Abstract

We consider hyperbolic manifolds which fibre over the circle with fibre the once punctured torus. Normalising so that ∞ is a parabolic fixed point, we analyse the Ford domain of such a manifold. Using the cutting surfaces associated to this domain, we give a canonical decomposition of the manifold into ideal tetrahedra

Introduction

A well known result of Thurston [Thu86b] says that if Σ is a surface of negative Euler characteristic and ø is a pseudo-Anosov diffeomorphism of Σ to itself then the mapping torus M of ø carries a finite volume hyperbolic structure (see also McMullen [McM96], Otal [Ota01]). In the case where Σ is a once punctured torus its fundamental group is a free group of rank 2 and the mapping class group of Σ is the classical modular group Γ = PSL(2, ℤ). An automorphism ø of Σ is pseudo-Anosov if and only if, as an element of Γ, it is hyperbolic.

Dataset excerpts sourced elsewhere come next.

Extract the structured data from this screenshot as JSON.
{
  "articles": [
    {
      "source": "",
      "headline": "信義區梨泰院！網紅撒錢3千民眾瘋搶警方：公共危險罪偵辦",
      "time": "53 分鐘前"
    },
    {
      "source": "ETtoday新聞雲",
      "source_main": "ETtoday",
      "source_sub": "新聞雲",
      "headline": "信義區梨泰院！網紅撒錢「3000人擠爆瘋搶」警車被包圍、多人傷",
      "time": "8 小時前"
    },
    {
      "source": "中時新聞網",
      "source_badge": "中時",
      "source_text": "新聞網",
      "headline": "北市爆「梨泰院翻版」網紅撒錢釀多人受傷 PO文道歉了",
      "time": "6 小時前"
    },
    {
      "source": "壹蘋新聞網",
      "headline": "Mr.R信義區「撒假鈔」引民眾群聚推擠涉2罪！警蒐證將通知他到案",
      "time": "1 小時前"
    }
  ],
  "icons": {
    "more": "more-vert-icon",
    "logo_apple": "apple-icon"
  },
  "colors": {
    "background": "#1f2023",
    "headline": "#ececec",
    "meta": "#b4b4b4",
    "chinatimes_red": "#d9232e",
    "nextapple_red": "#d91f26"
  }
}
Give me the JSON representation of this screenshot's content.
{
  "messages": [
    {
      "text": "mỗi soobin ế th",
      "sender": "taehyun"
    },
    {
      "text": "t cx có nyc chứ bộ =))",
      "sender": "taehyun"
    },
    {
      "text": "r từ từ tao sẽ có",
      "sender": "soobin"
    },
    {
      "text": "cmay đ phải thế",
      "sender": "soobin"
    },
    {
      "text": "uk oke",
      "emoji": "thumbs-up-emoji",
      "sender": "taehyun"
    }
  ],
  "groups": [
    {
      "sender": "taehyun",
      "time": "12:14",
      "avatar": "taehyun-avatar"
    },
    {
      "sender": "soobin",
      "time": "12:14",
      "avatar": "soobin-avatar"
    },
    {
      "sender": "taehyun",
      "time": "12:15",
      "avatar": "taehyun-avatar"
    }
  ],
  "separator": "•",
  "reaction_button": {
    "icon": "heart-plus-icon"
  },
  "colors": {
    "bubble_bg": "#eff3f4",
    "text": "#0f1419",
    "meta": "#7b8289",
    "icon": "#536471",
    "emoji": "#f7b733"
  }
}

We consider manifolds M which are mapping tori of pseudo-Anosov diffeomorphisms of the once punctured torus. We can associate a combinatorial ideal triangulation of M by decomposing the automorphism of π1(Σ) induced by ø into elementary Nielsen moves (see for example page 328 of [Bow97]). The main problem addressed in this paper is to show that when we give M its unique hyperbolic structure then this combinatorial triangulation is realised as an ideal triangulation of M by ideal hyperbolic tetrahedra.